With the Bruins trailing 10-7 with less than five minutes to play, they turned to a quarterback who had been shaky most of the day when he had two passes intercepted and lost a game in which he was hit in the arm while throwing.
The tide has finally turned in the quarterback's favor.
Facing fourth-and-10 from inside linebacker, Yamaleawa connected with receiver Quasi Gilmer for a 16-yard gain, with an additional 15 yards added for a targeting penalty for the Terrapins (4-3, 1-3).
Three plays later, Yamaleawa threw a 14-yard pass to Mikey Matthews, who cut into the corner of the end zone, giving the Bruins a 14-10 lead in what seemed like destiny fulfilled for the slot receiver.

UCLA guard Niko Yamaleava passes in the first half against Maryland in the Rose Bowl on Saturday.
(Harry Howe/Getty Images)
“Oh, I just saw the coverage of the men’s game,” Matthews said, “and I knew I was going to score.”
Things got better for UCLA when cornerback Scooter Jackson intercepted a pass on Maryland's next possession and ran with his teammates into the end zone to celebrate. After Yamaleava injured his knee shortly after when he was slammed into the turf and went flying, Bhagani kicked a 42-yard field goal to extend the Bruins' lead to 17-10 with 2:04 left.
UCLA may not need a quarterback anymore.
But the Bruins defense, which had been stout all day and only allowed a field goal, suddenly weakened in the final two minutes.
Maryland drove 75 yards in just 84 seconds to tie the game as quarterback Malik Washington connected with Jalil Farook for an eight-yard touchdown pass with 40 seconds left.
Yamaleava returned to the field and finished the game completing 21 of 35 passes for 221 yards.
The incompletion was followed by back-to-back completions by Titus Moquiao-Atimalala, the former running for 14 yards and the latter for 19. Then came a hard-fought run by Frias, who was getting extra carries due to injuries to teammates Anthony Woods and Jayvian Thomas.
It was another storybook story about the player who stood outside the Rose Bowl nearly a decade ago with a sign above his head that read, “One day I'll play here!”
He did much more than just show up at the iconic stadium on Saturday.
In dreams, Frias scored on a 55-yard run early in the second quarter after punting one way and then the other before escaping a tackle inside the 10-yard line to give UCLA a 7-3 lead.

A big fan of Christian McCaffrey, who painted a red S on his bare chest the day of Stanford's Rose Bowl victory over Iowa in 2016, Frias celebrated his first UCLA touchdown — and his team's longest scoring streak of the season — by stepping high into the end zone before slap hands with a Bruins fan.
“It means a lot to me,” Frias said of his success. “I was able to get the opportunity and make the most of it.

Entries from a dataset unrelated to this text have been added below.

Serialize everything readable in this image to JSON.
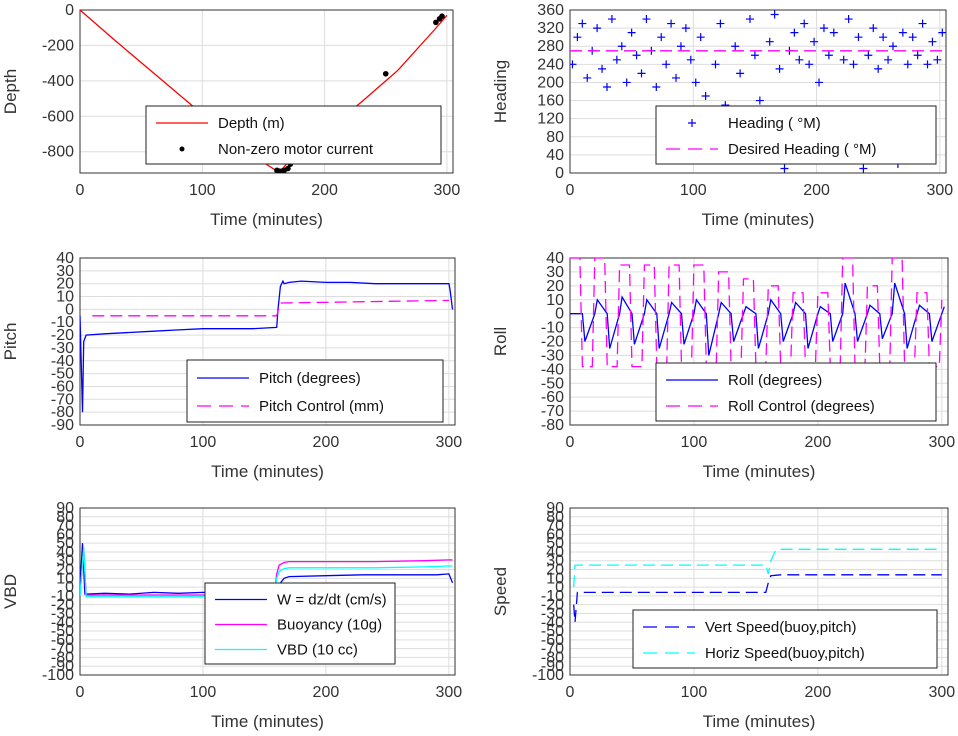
{
  "colors": {
    "depth": "#ff0000",
    "marker": "#000000",
    "primary": "#0000ff",
    "secondary": "#ff00ff",
    "tertiary": "#00ffff",
    "grid": "#dddddd",
    "axis": "#333333"
  },
  "chart_data": [
    {
      "id": "depth",
      "type": "line",
      "xlabel": "Time (minutes)",
      "ylabel": "Depth",
      "xlim": [
        0,
        305
      ],
      "ylim": [
        -920,
        0
      ],
      "xticks": [
        "0",
        "100",
        "200",
        "300"
      ],
      "yticks": [
        "0",
        "-200",
        "-400",
        "-600",
        "-800"
      ],
      "grid": true,
      "legend": {
        "placement": "lower-center",
        "entries": [
          "Depth (m)",
          "Non-zero motor current"
        ]
      },
      "series": [
        {
          "name": "Depth (m)",
          "style": "solid",
          "color": "#ff0000",
          "x": [
            0,
            30,
            60,
            90,
            120,
            150,
            160,
            165,
            170,
            200,
            230,
            260,
            290,
            300
          ],
          "y": [
            0,
            -180,
            -355,
            -530,
            -705,
            -860,
            -905,
            -900,
            -860,
            -690,
            -520,
            -340,
            -110,
            -30
          ]
        },
        {
          "name": "Non-zero motor current",
          "style": "marker",
          "color": "#000000",
          "x": [
            161,
            163,
            165,
            167,
            170,
            172,
            250,
            291,
            294,
            296
          ],
          "y": [
            -905,
            -910,
            -910,
            -905,
            -895,
            -870,
            -360,
            -70,
            -50,
            -35
          ]
        }
      ]
    },
    {
      "id": "heading",
      "type": "scatter",
      "xlabel": "Time (minutes)",
      "ylabel": "Heading",
      "xlim": [
        0,
        305
      ],
      "ylim": [
        0,
        360
      ],
      "xticks": [
        "0",
        "100",
        "200",
        "300"
      ],
      "yticks": [
        "0",
        "40",
        "80",
        "120",
        "160",
        "200",
        "240",
        "280",
        "320",
        "360"
      ],
      "grid": true,
      "legend": {
        "placement": "lower-center",
        "entries": [
          "Heading ( °M)",
          "Desired Heading ( °M)"
        ]
      },
      "series": [
        {
          "name": "Heading ( °M)",
          "style": "plus",
          "color": "#0000ff",
          "x": [
            2,
            6,
            10,
            14,
            18,
            22,
            26,
            30,
            34,
            38,
            42,
            46,
            50,
            54,
            58,
            62,
            66,
            70,
            74,
            78,
            82,
            86,
            90,
            94,
            98,
            102,
            106,
            110,
            114,
            118,
            122,
            126,
            130,
            134,
            138,
            142,
            146,
            150,
            154,
            158,
            162,
            166,
            170,
            174,
            178,
            182,
            186,
            190,
            194,
            198,
            202,
            206,
            210,
            214,
            218,
            222,
            226,
            230,
            234,
            238,
            242,
            246,
            250,
            254,
            258,
            262,
            266,
            270,
            274,
            278,
            282,
            286,
            290,
            294,
            298,
            302
          ],
          "y": [
            240,
            300,
            330,
            210,
            270,
            320,
            230,
            190,
            340,
            250,
            280,
            200,
            310,
            260,
            220,
            340,
            270,
            190,
            300,
            240,
            330,
            210,
            280,
            320,
            250,
            200,
            300,
            170,
            90,
            240,
            330,
            150,
            60,
            280,
            220,
            120,
            340,
            260,
            160,
            30,
            290,
            350,
            230,
            10,
            270,
            310,
            250,
            330,
            240,
            290,
            200,
            320,
            260,
            310,
            30,
            250,
            340,
            240,
            300,
            10,
            260,
            320,
            230,
            300,
            250,
            280,
            20,
            310,
            240,
            300,
            260,
            330,
            240,
            290,
            250,
            310
          ]
        },
        {
          "name": "Desired Heading ( °M)",
          "style": "dashed",
          "color": "#ff00ff",
          "x": [
            0,
            305
          ],
          "y": [
            270,
            270
          ]
        }
      ]
    },
    {
      "id": "pitch",
      "type": "line",
      "xlabel": "Time (minutes)",
      "ylabel": "Pitch",
      "xlim": [
        0,
        305
      ],
      "ylim": [
        -90,
        40
      ],
      "xticks": [
        "0",
        "100",
        "200",
        "300"
      ],
      "yticks": [
        "40",
        "30",
        "20",
        "10",
        "0",
        "-10",
        "-20",
        "-30",
        "-40",
        "-50",
        "-60",
        "-70",
        "-80",
        "-90"
      ],
      "grid": true,
      "legend": {
        "placement": "lower-right",
        "entries": [
          "Pitch (degrees)",
          "Pitch Control (mm)"
        ]
      },
      "series": [
        {
          "name": "Pitch (degrees)",
          "style": "solid",
          "color": "#0000ff",
          "x": [
            0,
            2,
            3,
            5,
            20,
            40,
            60,
            80,
            100,
            120,
            140,
            160,
            161,
            163,
            165,
            166,
            170,
            180,
            200,
            220,
            240,
            260,
            280,
            300,
            301,
            303
          ],
          "y": [
            -5,
            -80,
            -25,
            -20,
            -19,
            -18,
            -17,
            -16,
            -15,
            -15,
            -15,
            -14,
            0,
            18,
            22,
            20,
            21,
            22,
            21,
            21,
            20,
            20,
            20,
            20,
            15,
            0
          ]
        },
        {
          "name": "Pitch Control (mm)",
          "style": "dashed",
          "color": "#ff00ff",
          "x": [
            10,
            160,
            163,
            300
          ],
          "y": [
            -5,
            -5,
            5,
            7
          ]
        }
      ]
    },
    {
      "id": "roll",
      "type": "line",
      "xlabel": "Time (minutes)",
      "ylabel": "Roll",
      "xlim": [
        0,
        305
      ],
      "ylim": [
        -80,
        40
      ],
      "xticks": [
        "0",
        "100",
        "200",
        "300"
      ],
      "yticks": [
        "40",
        "30",
        "20",
        "10",
        "0",
        "-10",
        "-20",
        "-30",
        "-40",
        "-50",
        "-60",
        "-70",
        "-80"
      ],
      "grid": true,
      "legend": {
        "placement": "lower-right",
        "entries": [
          "Roll (degrees)",
          "Roll Control (degrees)"
        ]
      },
      "series": [
        {
          "name": "Roll (degrees)",
          "style": "solid",
          "color": "#0000ff",
          "x": [
            0,
            10,
            12,
            20,
            22,
            30,
            32,
            40,
            42,
            50,
            52,
            60,
            62,
            70,
            72,
            80,
            82,
            90,
            92,
            100,
            102,
            110,
            112,
            120,
            122,
            130,
            132,
            140,
            142,
            150,
            152,
            160,
            162,
            170,
            172,
            180,
            182,
            190,
            192,
            200,
            202,
            210,
            212,
            220,
            222,
            230,
            232,
            240,
            242,
            250,
            252,
            260,
            262,
            270,
            272,
            280,
            282,
            290,
            292,
            300,
            302
          ],
          "y": [
            0,
            0,
            -20,
            0,
            10,
            0,
            -25,
            0,
            12,
            0,
            -22,
            0,
            10,
            0,
            -25,
            0,
            8,
            0,
            -22,
            0,
            10,
            0,
            -30,
            0,
            8,
            0,
            -20,
            0,
            5,
            0,
            -25,
            0,
            10,
            0,
            -20,
            0,
            8,
            0,
            -25,
            0,
            5,
            0,
            -20,
            0,
            22,
            0,
            -20,
            0,
            6,
            0,
            -18,
            0,
            22,
            0,
            -25,
            0,
            6,
            0,
            -20,
            0,
            5
          ]
        },
        {
          "name": "Roll Control (degrees)",
          "style": "dashed",
          "color": "#ff00ff",
          "x": [
            0,
            8,
            10,
            18,
            20,
            28,
            30,
            38,
            40,
            48,
            50,
            58,
            60,
            68,
            70,
            78,
            80,
            88,
            90,
            98,
            100,
            108,
            110,
            118,
            120,
            128,
            130,
            138,
            140,
            148,
            150,
            158,
            160,
            168,
            170,
            178,
            180,
            188,
            190,
            198,
            200,
            208,
            210,
            218,
            220,
            228,
            230,
            238,
            240,
            248,
            250,
            258,
            260,
            268,
            270,
            278,
            280,
            288,
            290,
            298,
            300
          ],
          "y": [
            40,
            40,
            -38,
            -38,
            40,
            40,
            -38,
            -38,
            35,
            35,
            -38,
            -38,
            35,
            35,
            -38,
            -38,
            35,
            35,
            -38,
            -38,
            35,
            35,
            -38,
            -38,
            30,
            30,
            -38,
            -38,
            25,
            25,
            -38,
            -38,
            20,
            20,
            -38,
            -38,
            15,
            15,
            -38,
            -38,
            15,
            15,
            -38,
            -38,
            40,
            40,
            -38,
            -38,
            20,
            20,
            -38,
            -38,
            40,
            40,
            -38,
            -38,
            15,
            15,
            -38,
            -38,
            10
          ]
        }
      ]
    },
    {
      "id": "vbd",
      "type": "line",
      "xlabel": "Time (minutes)",
      "ylabel": "VBD",
      "xlim": [
        0,
        305
      ],
      "ylim": [
        -100,
        90
      ],
      "xticks": [
        "0",
        "100",
        "200",
        "300"
      ],
      "yticks": [
        "90",
        "80",
        "70",
        "60",
        "50",
        "40",
        "30",
        "20",
        "10",
        "0",
        "-10",
        "-20",
        "-30",
        "-40",
        "-50",
        "-60",
        "-70",
        "-80",
        "-90",
        "-100"
      ],
      "grid": true,
      "legend": {
        "placement": "lower-center",
        "entries": [
          "W = dz/dt (cm/s)",
          "Buoyancy (10g)",
          "VBD (10 cc)"
        ]
      },
      "series": [
        {
          "name": "W = dz/dt (cm/s)",
          "style": "solid",
          "color": "#0000ff",
          "x": [
            0,
            2,
            4,
            20,
            40,
            60,
            80,
            100,
            120,
            140,
            158,
            160,
            162,
            166,
            170,
            200,
            230,
            260,
            290,
            300,
            303
          ],
          "y": [
            0,
            50,
            -8,
            -7,
            -8,
            -6,
            -7,
            -6,
            -7,
            -7,
            -8,
            0,
            3,
            10,
            12,
            13,
            14,
            14,
            14,
            15,
            5
          ]
        },
        {
          "name": "Buoyancy (10g)",
          "style": "solid",
          "color": "#ff00ff",
          "x": [
            0,
            3,
            5,
            40,
            80,
            120,
            158,
            160,
            162,
            166,
            170,
            200,
            240,
            280,
            300,
            303
          ],
          "y": [
            -10,
            45,
            -9,
            -9,
            -9,
            -9,
            -9,
            15,
            25,
            28,
            29,
            29,
            29,
            30,
            31,
            31
          ]
        },
        {
          "name": "VBD (10 cc)",
          "style": "solid",
          "color": "#00ffff",
          "x": [
            0,
            3,
            5,
            40,
            80,
            120,
            158,
            160,
            162,
            166,
            170,
            200,
            240,
            280,
            300,
            303
          ],
          "y": [
            -10,
            45,
            -11,
            -11,
            -11,
            -11,
            -11,
            10,
            18,
            21,
            22,
            22,
            22,
            23,
            24,
            24
          ]
        }
      ]
    },
    {
      "id": "speed",
      "type": "line",
      "xlabel": "Time (minutes)",
      "ylabel": "Speed",
      "xlim": [
        0,
        305
      ],
      "ylim": [
        -100,
        90
      ],
      "xticks": [
        "0",
        "100",
        "200",
        "300"
      ],
      "yticks": [
        "90",
        "80",
        "70",
        "60",
        "50",
        "40",
        "30",
        "20",
        "10",
        "0",
        "-10",
        "-20",
        "-30",
        "-40",
        "-50",
        "-60",
        "-70",
        "-80",
        "-90",
        "-100"
      ],
      "grid": true,
      "legend": {
        "placement": "lower-right",
        "entries": [
          "Vert Speed(buoy,pitch)",
          "Horiz Speed(buoy,pitch)"
        ]
      },
      "series": [
        {
          "name": "Vert Speed(buoy,pitch)",
          "style": "dashed",
          "color": "#0000ff",
          "x": [
            3,
            4,
            6,
            40,
            80,
            120,
            158,
            160,
            162,
            170,
            200,
            240,
            280,
            300
          ],
          "y": [
            -20,
            -40,
            -6,
            -6,
            -6,
            -6,
            -6,
            5,
            13,
            14,
            14,
            14,
            14,
            14
          ]
        },
        {
          "name": "Horiz Speed(buoy,pitch)",
          "style": "dashed",
          "color": "#00ffff",
          "x": [
            3,
            4,
            6,
            40,
            80,
            120,
            158,
            160,
            162,
            166,
            170,
            200,
            240,
            280,
            300
          ],
          "y": [
            0,
            25,
            25,
            25,
            25,
            25,
            25,
            15,
            30,
            42,
            43,
            43,
            43,
            43,
            43
          ]
        }
      ]
    }
  ]
}
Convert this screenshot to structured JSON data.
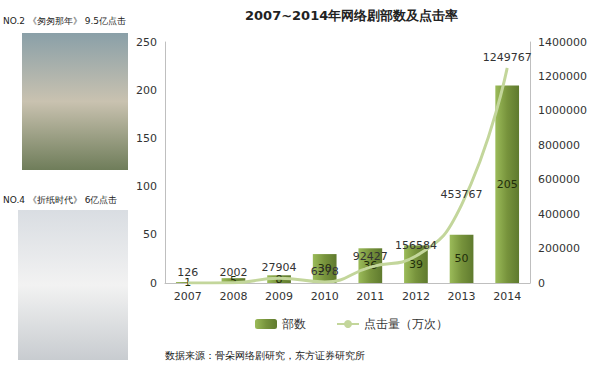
{
  "chart_data": {
    "type": "bar",
    "title": "2007~2014年网络剧部数及点击率",
    "categories": [
      "2007",
      "2008",
      "2009",
      "2010",
      "2011",
      "2012",
      "2013",
      "2014"
    ],
    "series": [
      {
        "name": "部数",
        "type": "bar",
        "color": "#77933c",
        "values": [
          1,
          5,
          8,
          30,
          36,
          39,
          50,
          205
        ],
        "data_labels": true
      },
      {
        "name": "点击量（万次）",
        "type": "line",
        "color": "#c3d69b",
        "axis": "y2",
        "values": [
          126,
          2002,
          27904,
          6278,
          92427,
          156584,
          453767,
          1249767
        ],
        "data_labels": true
      }
    ],
    "ylim": [
      0,
      250
    ],
    "yticks": [
      0,
      50,
      100,
      150,
      200,
      250
    ],
    "y2lim": [
      0,
      1400000
    ],
    "y2ticks": [
      0,
      200000,
      400000,
      600000,
      800000,
      1000000,
      1200000,
      1400000
    ],
    "legend": "bottom",
    "grid": false,
    "annotations": [
      "NO.2 《匆匆那年》 9.5亿点击",
      "NO.4 《折纸时代》 6亿点击",
      "数据来源：骨朵网络剧研究，东方证券研究所"
    ]
  }
}
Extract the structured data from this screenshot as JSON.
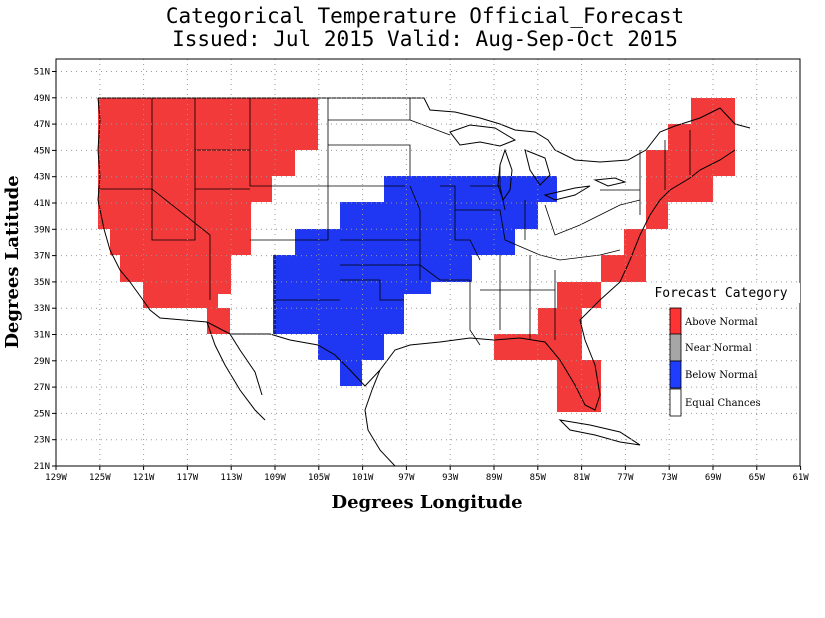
{
  "title": "Categorical Temperature Official_Forecast",
  "subtitle": "Issued: Jul 2015 Valid: Aug-Sep-Oct 2015",
  "ylabel": "Degrees Latitude",
  "xlabel": "Degrees Longitude",
  "lon_ticks": [
    "129W",
    "125W",
    "121W",
    "117W",
    "113W",
    "109W",
    "105W",
    "101W",
    "97W",
    "93W",
    "89W",
    "85W",
    "81W",
    "77W",
    "73W",
    "69W",
    "65W",
    "61W"
  ],
  "lat_ticks": [
    "21N",
    "23N",
    "25N",
    "27N",
    "29N",
    "31N",
    "33N",
    "35N",
    "37N",
    "39N",
    "41N",
    "43N",
    "45N",
    "47N",
    "49N",
    "51N"
  ],
  "lon_range": [
    -129,
    -61
  ],
  "lat_range": [
    21,
    52
  ],
  "legend": {
    "title": "Forecast Category",
    "items": [
      {
        "label": "Above Normal",
        "color": "#ff3333"
      },
      {
        "label": "Near Normal",
        "color": "#a6a6a6"
      },
      {
        "label": "Below Normal",
        "color": "#1f3dff"
      },
      {
        "label": "Equal Chances",
        "color": "#ffffff"
      }
    ]
  },
  "colors": {
    "above": "#f23a3a",
    "below": "#1f37f2"
  }
}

I'm grateful to my coaches for allowing me to do that tonight.”
Frias' final run gave him a career-high 97 yards on just four carries, with the Bruins needing every yard on a day when they weren't anywhere near the 40 points they had averaged in the previous two games with Jerry Neuheisel as the playcaller.
But UCLA had the same ending, with water flying into the air amid a jubilant locker room, thanks in large part to a quarterback who found a way even when it looked like he wouldn't get the chance.
“Rivals compete,” Skipper said, “and he didn’t want to go out, he went in there and did his thing.”